Inspectors also flagged inadequate shell stock identification records. Shellfish are among the highest-risk foods served in any restaurant, and without proper sourcing documentation, there is no way to trace an illness back to a specific harvest lot if customers get sick.

The four intermediate violations included improper sewage or wastewater disposal, multi-use utensils not properly cleaned, improper sanitizing solution or procedures, and inadequate ventilation and lighting. Eleven violations in a single visit. The restaurant stayed open.

What These Violations Mean

The illness-reporting violation is the one public health officials point to first when tracing outbreak origins. When a food worker with norovirus, salmonella, or hepatitis A continues working without reporting symptoms, every dish that passes through their hands becomes a potential exposure. A single infected employee can sicken dozens of customers in a single shift.

The handwashing technique violation compounds that risk. An employee who attempts to wash their hands but does so incorrectly, too briefly, without soap, or without reaching all surfaces, leaves a pathogen load on their hands that a cursory rinse does not remove. Combined with unsanitized food contact surfaces and improperly cleaned utensils, the contamination pathway from worker to plate is direct.

The chemical storage violation carries a different but equally acute risk. Cleaning agents and pesticides stored near or above food preparation areas can contaminate food through spills, mislabeling, or improper transfer. Chemical poisoning from restaurant contamination events is rare but fast-acting and severe.

The sewage disposal violation is among the most serious of the intermediate citations. Improper wastewater handling introduces fecal bacteria, including E. coli, into a facility environment. That contamination does not stay contained to one area.

The Longer Record

China Xpress Inspection History, Selected Visits

2026-05-197 high, 4 intermediate violations. Facility remained open.
2026-05-159 high, 6 intermediate violations. Four days before the May 19 inspection.
2025-07-07Two inspections same day: one with 0 violations, one with 6 high and 4 intermediate.
2024-11-125 high, 4 intermediate violations.
2023-11-138 high, 5 intermediate violations.
2020-06-29Emergency closure for roach activity. Reopened July 1, 2020.
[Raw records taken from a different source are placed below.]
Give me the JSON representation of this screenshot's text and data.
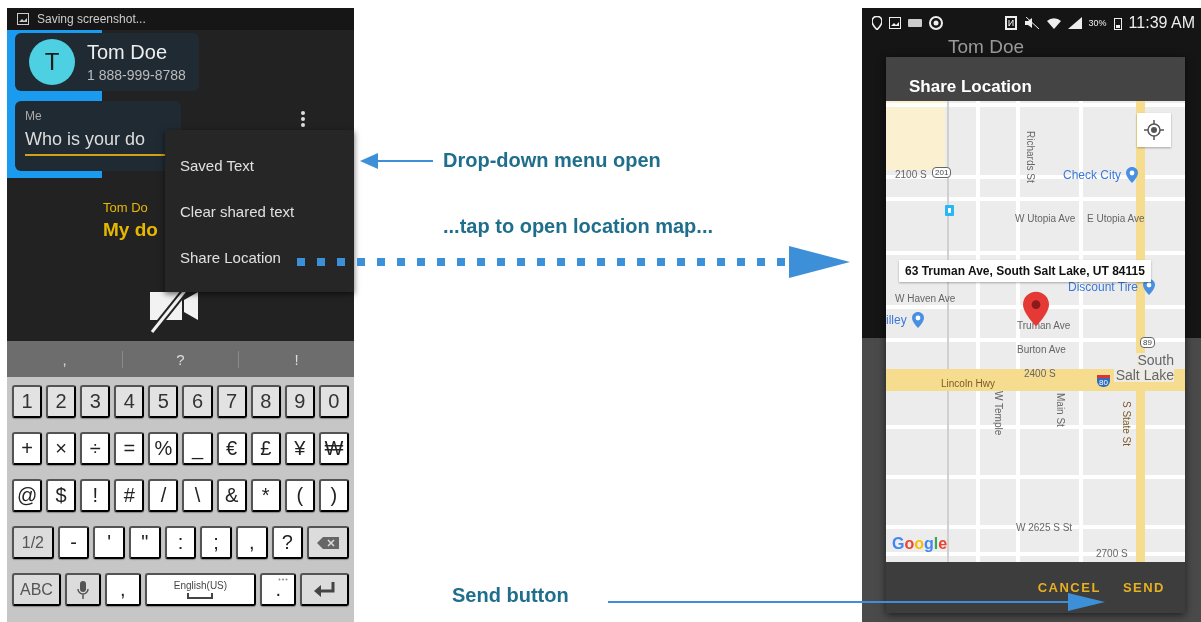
{
  "left_phone": {
    "status_text": "Saving screenshot...",
    "contact": {
      "initial": "T",
      "name": "Tom Doe",
      "phone": "1 888-999-8788"
    },
    "message": {
      "sender": "Me",
      "text": "Who is your do"
    },
    "menu": [
      {
        "label": "Saved Text"
      },
      {
        "label": "Clear shared text"
      },
      {
        "label": "Share Location"
      }
    ],
    "reply": {
      "sender": "Tom Do",
      "text": "My do"
    },
    "suggestions": [
      ",",
      "?",
      "!"
    ],
    "keyboard": [
      [
        {
          "kind": "digit",
          "label": "1"
        },
        {
          "kind": "digit",
          "label": "2"
        },
        {
          "kind": "digit",
          "label": "3"
        },
        {
          "kind": "digit",
          "label": "4"
        },
        {
          "kind": "digit",
          "label": "5"
        },
        {
          "kind": "digit",
          "label": "6"
        },
        {
          "kind": "digit",
          "label": "7"
        },
        {
          "kind": "digit",
          "label": "8"
        },
        {
          "kind": "digit",
          "label": "9"
        },
        {
          "kind": "digit",
          "label": "0"
        }
      ],
      [
        {
          "kind": "symbol",
          "label": "+"
        },
        {
          "kind": "symbol",
          "label": "×"
        },
        {
          "kind": "symbol",
          "label": "÷"
        },
        {
          "kind": "symbol",
          "label": "="
        },
        {
          "kind": "symbol",
          "label": "%"
        },
        {
          "kind": "symbol",
          "label": "_"
        },
        {
          "kind": "symbol",
          "label": "€"
        },
        {
          "kind": "symbol",
          "label": "£"
        },
        {
          "kind": "symbol",
          "label": "¥"
        },
        {
          "kind": "symbol",
          "label": "₩"
        }
      ],
      [
        {
          "kind": "symbol",
          "label": "@"
        },
        {
          "kind": "symbol",
          "label": "$"
        },
        {
          "kind": "symbol",
          "label": "!"
        },
        {
          "kind": "symbol",
          "label": "#"
        },
        {
          "kind": "symbol",
          "label": "/"
        },
        {
          "kind": "symbol",
          "label": "\\"
        },
        {
          "kind": "symbol",
          "label": "&"
        },
        {
          "kind": "symbol",
          "label": "*"
        },
        {
          "kind": "symbol",
          "label": "("
        },
        {
          "kind": "symbol",
          "label": ")"
        }
      ],
      [
        {
          "kind": "function",
          "label": "1/2"
        },
        {
          "kind": "symbol",
          "label": "-"
        },
        {
          "kind": "symbol",
          "label": "'"
        },
        {
          "kind": "symbol",
          "label": "\""
        },
        {
          "kind": "symbol",
          "label": ":"
        },
        {
          "kind": "symbol",
          "label": ";"
        },
        {
          "kind": "symbol",
          "label": ","
        },
        {
          "kind": "symbol",
          "label": "?"
        },
        {
          "kind": "backspace"
        }
      ],
      [
        {
          "kind": "function",
          "label": "ABC"
        },
        {
          "kind": "mic"
        },
        {
          "kind": "symbol",
          "label": ","
        },
        {
          "kind": "space",
          "label": "English(US)"
        },
        {
          "kind": "more",
          "label": "."
        },
        {
          "kind": "enter"
        }
      ]
    ]
  },
  "right_phone": {
    "battery": "30%",
    "time": "11:39 AM",
    "background_contact": "Tom Doe",
    "dialog": {
      "title": "Share Location",
      "map_labels": [
        {
          "kind": "street-vertical",
          "text": "Richards St"
        },
        {
          "kind": "street",
          "text": "2100 S"
        },
        {
          "kind": "shield",
          "text": "201"
        },
        {
          "kind": "place",
          "text": "Check City"
        },
        {
          "kind": "street",
          "text": "W Utopia Ave"
        },
        {
          "kind": "street",
          "text": "E Utopia Ave"
        },
        {
          "kind": "place",
          "text": "Discount Tire"
        },
        {
          "kind": "street",
          "text": "W Haven Ave"
        },
        {
          "kind": "place",
          "text": "illey"
        },
        {
          "kind": "street",
          "text": "Truman Ave"
        },
        {
          "kind": "shield",
          "text": "89"
        },
        {
          "kind": "street",
          "text": "Burton Ave"
        },
        {
          "kind": "street",
          "text": "2400 S"
        },
        {
          "kind": "area",
          "text": "South Salt Lake"
        },
        {
          "kind": "highway",
          "text": "Lincoln Hwy"
        },
        {
          "kind": "interstate",
          "text": "80"
        },
        {
          "kind": "street-vertical",
          "text": "W Temple"
        },
        {
          "kind": "street-vertical",
          "text": "Main St"
        },
        {
          "kind": "highway-vertical",
          "text": "S State St"
        },
        {
          "kind": "street",
          "text": "W 2625 S St"
        },
        {
          "kind": "street",
          "text": "2700 S"
        }
      ],
      "address": "63 Truman Ave, South Salt Lake, UT 84115",
      "attribution": "Google",
      "buttons": [
        "CANCEL",
        "SEND"
      ]
    }
  },
  "annotations": [
    {
      "kind": "menu",
      "text": "Drop-down menu open"
    },
    {
      "kind": "map",
      "text": "...tap to open location map..."
    },
    {
      "kind": "send",
      "text": "Send button"
    }
  ]
}
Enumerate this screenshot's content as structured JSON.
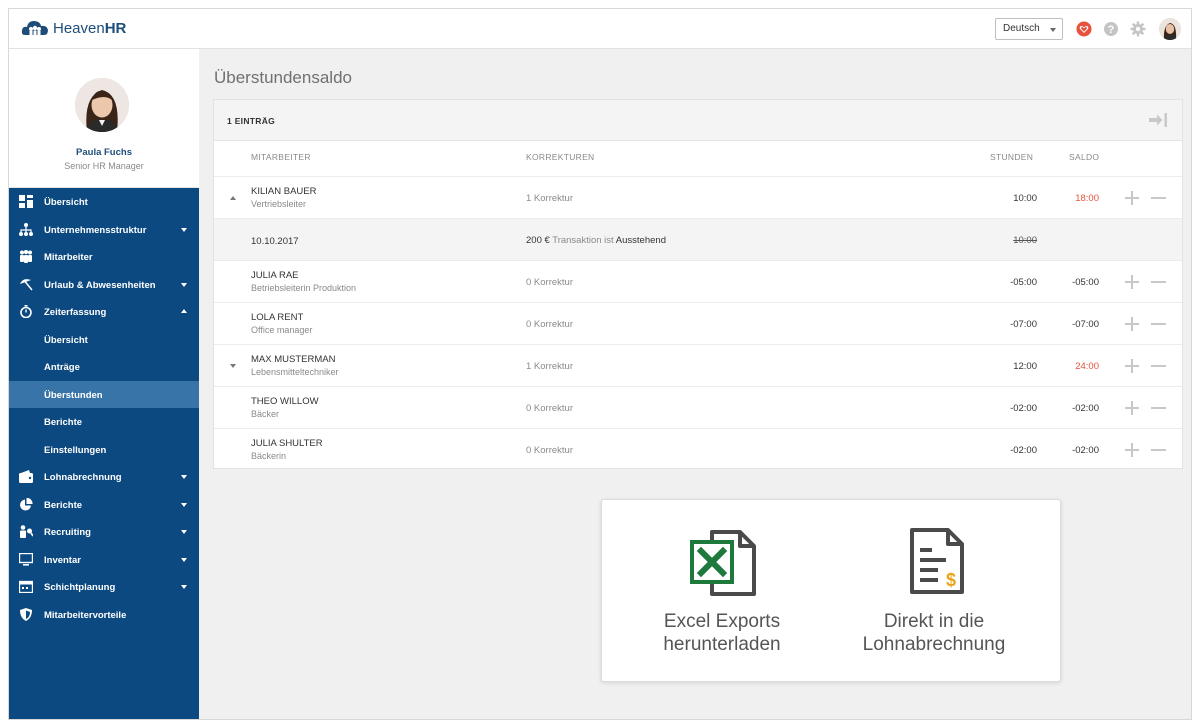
{
  "app": {
    "logo_plain": "Heaven",
    "logo_bold": "HR"
  },
  "topbar": {
    "language": "Deutsch"
  },
  "user": {
    "name": "Paula Fuchs",
    "role": "Senior HR Manager"
  },
  "nav": [
    {
      "label": "Übersicht",
      "icon": "dashboard-icon"
    },
    {
      "label": "Unternehmensstruktur",
      "icon": "org-chart-icon",
      "expandable": true
    },
    {
      "label": "Mitarbeiter",
      "icon": "people-icon"
    },
    {
      "label": "Urlaub & Abwesenheiten",
      "icon": "umbrella-icon",
      "expandable": true
    },
    {
      "label": "Zeiterfassung",
      "icon": "stopwatch-icon",
      "expanded": true
    },
    {
      "label": "Übersicht"
    },
    {
      "label": "Anträge"
    },
    {
      "label": "Überstunden",
      "active": true
    },
    {
      "label": "Berichte"
    },
    {
      "label": "Einstellungen"
    },
    {
      "label": "Lohnabrechnung",
      "icon": "wallet-icon",
      "expandable": true
    },
    {
      "label": "Berichte",
      "icon": "pie-chart-icon",
      "expandable": true
    },
    {
      "label": "Recruiting",
      "icon": "recruiting-icon",
      "expandable": true
    },
    {
      "label": "Inventar",
      "icon": "monitor-icon",
      "expandable": true
    },
    {
      "label": "Schichtplanung",
      "icon": "calendar-icon",
      "expandable": true
    },
    {
      "label": "Mitarbeitervorteile",
      "icon": "shield-icon"
    }
  ],
  "page": {
    "title": "Überstundensaldo",
    "count_label": "1 EINTRÄG"
  },
  "table": {
    "headers": {
      "employee": "MITARBEITER",
      "corrections": "KORREKTUREN",
      "hours": "STUNDEN",
      "balance": "SALDO"
    },
    "rows": [
      {
        "type": "employee",
        "toggle": "up",
        "name": "KILIAN BAUER",
        "role": "Vertriebsleiter",
        "corrections": "1 Korrektur",
        "hours": "10:00",
        "balance": "18:00",
        "balance_highlight": true
      },
      {
        "type": "detail",
        "date": "10.10.2017",
        "amount": "200 €",
        "mid": "Transaktion ist",
        "status": "Ausstehend",
        "hours": "10:00"
      },
      {
        "type": "employee",
        "name": "JULIA RAE",
        "role": "Betriebsleiterin Produktion",
        "corrections": "0 Korrektur",
        "hours": "-05:00",
        "balance": "-05:00"
      },
      {
        "type": "employee",
        "name": "LOLA RENT",
        "role": "Office manager",
        "corrections": "0 Korrektur",
        "hours": "-07:00",
        "balance": "-07:00"
      },
      {
        "type": "employee",
        "toggle": "down",
        "name": "MAX MUSTERMAN",
        "role": "Lebensmitteltechniker",
        "corrections": "1 Korrektur",
        "hours": "12:00",
        "balance": "24:00",
        "balance_highlight": true
      },
      {
        "type": "employee",
        "name": "THEO WILLOW",
        "role": "Bäcker",
        "corrections": "0 Korrektur",
        "hours": "-02:00",
        "balance": "-02:00"
      },
      {
        "type": "employee",
        "name": "JULIA SHULTER",
        "role": "Bäckerin",
        "corrections": "0 Korrektur",
        "hours": "-02:00",
        "balance": "-02:00"
      }
    ]
  },
  "promo": {
    "excel_line1": "Excel Exports",
    "excel_line2": "herunterladen",
    "payroll_line1": "Direkt in die",
    "payroll_line2": "Lohnabrechnung"
  },
  "colors": {
    "nav_bg": "#0b4980",
    "nav_active": "#3974a8",
    "accent_red": "#e8513c",
    "excel_green": "#1e7a3c",
    "brand_blue": "#1f4d7a"
  }
}
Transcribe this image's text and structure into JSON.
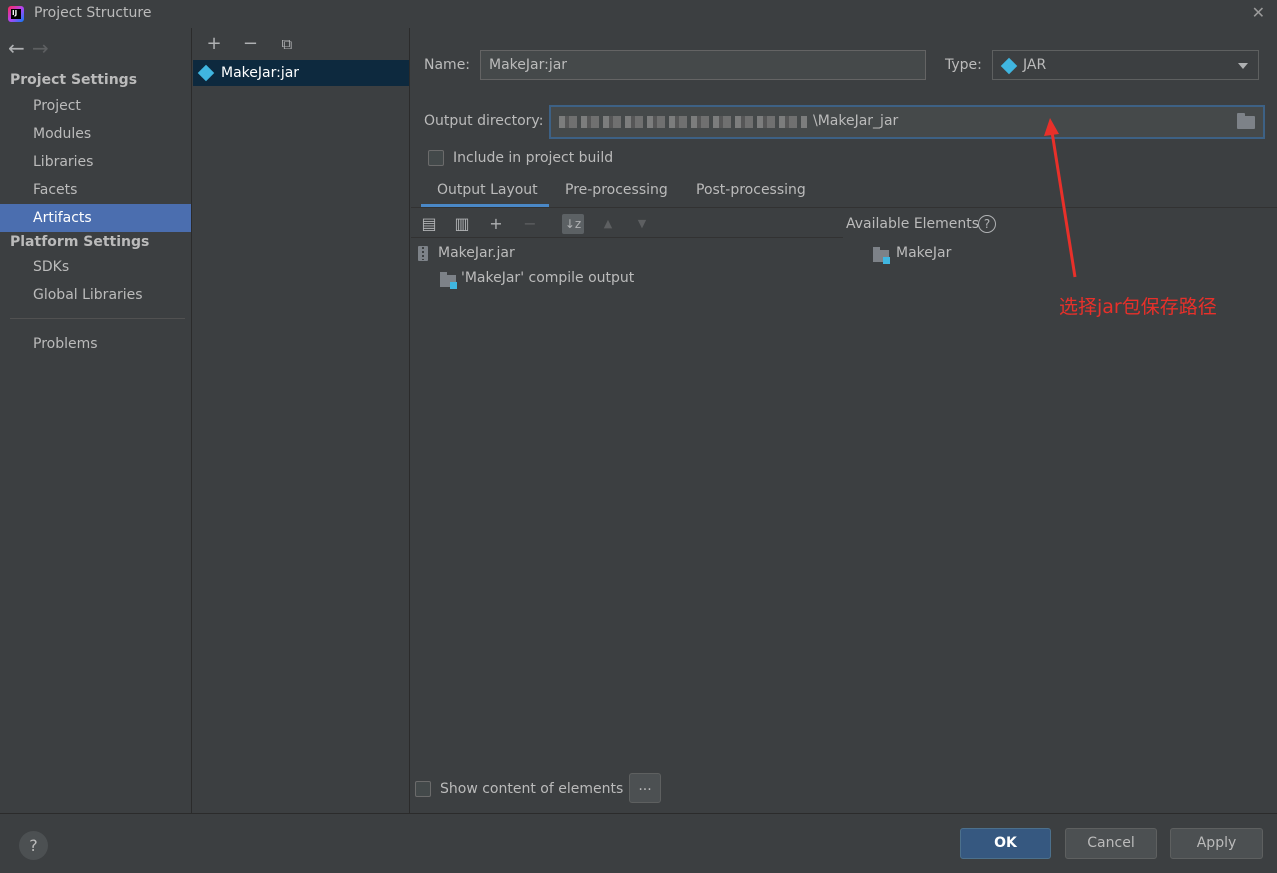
{
  "window": {
    "title": "Project Structure"
  },
  "nav": {
    "back_icon": "arrow-left-icon",
    "forward_icon": "arrow-right-icon",
    "section_project": "Project Settings",
    "items_project": [
      "Project",
      "Modules",
      "Libraries",
      "Facets",
      "Artifacts"
    ],
    "selected": "Artifacts",
    "section_platform": "Platform Settings",
    "items_platform": [
      "SDKs",
      "Global Libraries"
    ],
    "problems": "Problems"
  },
  "artifacts": {
    "toolbar": {
      "add": "+",
      "remove": "−",
      "copy_icon": "copy-icon"
    },
    "items": [
      "MakeJar:jar"
    ]
  },
  "artifact": {
    "name_label": "Name:",
    "name_value": "MakeJar:jar",
    "type_label": "Type:",
    "type_value": "JAR",
    "output_label": "Output directory:",
    "output_value": "\\MakeJar_jar",
    "include_in_build_label": "Include in project build",
    "include_in_build_checked": false
  },
  "tabs": [
    "Output Layout",
    "Pre-processing",
    "Post-processing"
  ],
  "active_tab": "Output Layout",
  "layout_tree": {
    "root": "MakeJar.jar",
    "children": [
      "'MakeJar' compile output"
    ]
  },
  "available": {
    "header": "Available Elements",
    "help": "?",
    "items": [
      "MakeJar"
    ]
  },
  "show_content_label": "Show content of elements",
  "show_content_checked": false,
  "dots_button": "...",
  "annotation": {
    "text": "选择jar包保存路径",
    "color": "#e8302a"
  },
  "footer": {
    "help": "?",
    "ok": "OK",
    "cancel": "Cancel",
    "apply": "Apply"
  }
}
China Xpress has 39 inspections on record and 490 total violations. That is not a facility with a recent rough stretch. That is a facility with a documented, years-long pattern of serious citations.

The May 19 inspection did not arrive in isolation. Just four days earlier, on May 15, inspectors cited the restaurant for nine high-severity violations and six intermediate violations, a visit that was itself one of the worst in the recent record. The May 19 inspection followed that one with seven high-severity violations of its own.

The restaurant was emergency-closed once before, in June 2020, after inspectors found roach activity. It reopened two days later. The 2023 inspection produced eight high-severity violations and five intermediate ones. The 2024 November visit produced five high and four intermediate. The pattern does not show a facility that corrects and holds the correction.

A July 7, 2025 inspection produced zero violations. That same date also produced a separate inspection record showing six high-severity violations and four intermediate violations. Two inspections, same day, one showing a clean bill and one showing ten serious citations.

Still Open

State records show China Xpress was not emergency-closed after the May 19 inspection, despite seven high-severity violations that included an employee not reporting illness symptoms, toxic chemicals improperly stored, food in poor condition, unsanitized food contact surfaces, and improper sewage disposal.

The restaurant has accumulated 490 violations across 39 inspections. It has been emergency-closed once.

After May 19, it remained open for business.